After debugging I find out that mobile client perform enclave attestation and receives some "ereport" object with empty "evidence" field, and mobile client aborting connection with enclave with that error above. And there are no any errors from backend side, as I understood just some bad response from enclave and it failed validation on client side.

VM Installed libs:

libsgx-ae-id-enclave/unknown,now 1.22.100.3-focal1 amd64 [installed,automatic]
libsgx-ae-pce/unknown,now 2.25.100.3-focal1 amd64 [installed,automatic]
libsgx-ae-qe3/unknown,now 1.22.100.3-focal1 amd64 [installed,automatic]
libsgx-ae-qve/unknown,now 1.22.100.3-focal1 amd64 [installed,automatic]
libsgx-aesm-ecdsa-plugin/unknown,now 2.25.100.3-focal1 amd64 [installed]
libsgx-aesm-pce-plugin/unknown,now 2.25.100.3-focal1 amd64 [installed,automatic]
libsgx-aesm-quote-ex-plugin/unknown,now 2.25.100.3-focal1 amd64 [installed]
libsgx-dcap-default-qpl-dev/unknown,now 1.22.100.3-focal1 amd64 [installed]
libsgx-dcap-default-qpl/unknown,now 1.22.100.3-focal1 amd64 [installed]
libsgx-dcap-ql-dev/unknown,now 1.22.100.3-focal1 amd64 [installed]
libsgx-dcap-ql/unknown,now 1.22.100.3-focal1 amd64 [installed]
libsgx-dcap-quote-verify/unknown,now 1.22.100.3-focal1 amd64 [installed,automatic]
libsgx-enclave-common/unknown,now 2.25.100.3-focal1 amd64 [installed,automatic]
libsgx-headers/unknown,now 2.25.100.3-focal1 amd64 [installed,automatic]
libsgx-pce-logic/unknown,now 1.22.100.3-focal1 amd64 [installed,automatic]
libsgx-qe3-logic/unknown,now 1.22.100.3-focal1 amd64 [installed,automatic]
libsgx-quote-ex/unknown,now 2.25.100.3-focal1 amd64 [installed]
libsgx-urts/unknown,now 2.25.100.3-focal1 amd64 [installed,automatic]
linux-base-sgx/focal-updates,now 4.5ubuntu3.7 all [installed]
sgx-aesm-service/unknown,now 2.25.100.3-focal1 amd64 [installed]

I didn't install az-dcap-client instead of libsgx-dcap-default-qpl since with it application will fail on startup during initial self attestation with some error about bad ASN field format...

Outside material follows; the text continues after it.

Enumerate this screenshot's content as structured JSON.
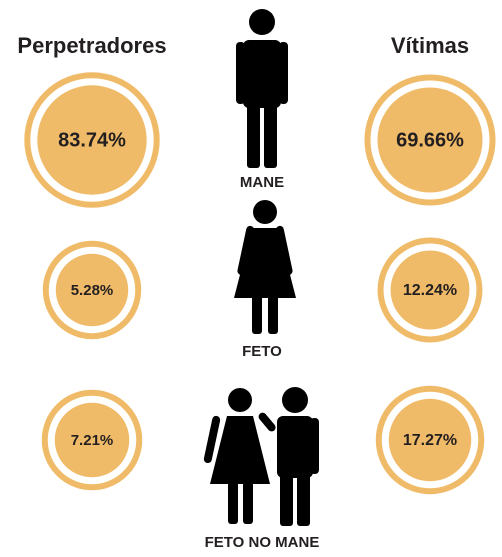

Also as I understand this lib will be discounted in future, and instead of it it's enough to use libsgx-dcap-default-qpl with correct sgx_default_qcnl.conf, here is mine:

{
    "pccs_url": "https://global.acccache.azure.net/sgx/certification/v4/",
    "use_secure_cert": false,
    "collateral_service": "https://api.trustedservices.intel.com/sgx/certification/v4/",
    "pccs_api_version": "3.1",
    "retry_times": 6,
    "retry_delay": 5,
    "local_pck_url": "http://169.254.169.254/metadata/THIM/sgx/certification/v4/",
    "pck_cache_expire_hours": 48,
    "verify_collateral_cache_expire_hours": 48,
    "custom_request_options": {
        "get_cert": {
            "headers": {
                "metadata": "true"
            },
            "params": {
                "api-version": "2021-07-22-preview"
            }
        }
    }
}

With this config remote attestation sample are working from OE, and Intel.

Here is also my aesmd log which seems to be also ok:

And there is my certificate from this log, looks like also good:

So, please help, is my setup correct, or what's the problem with it?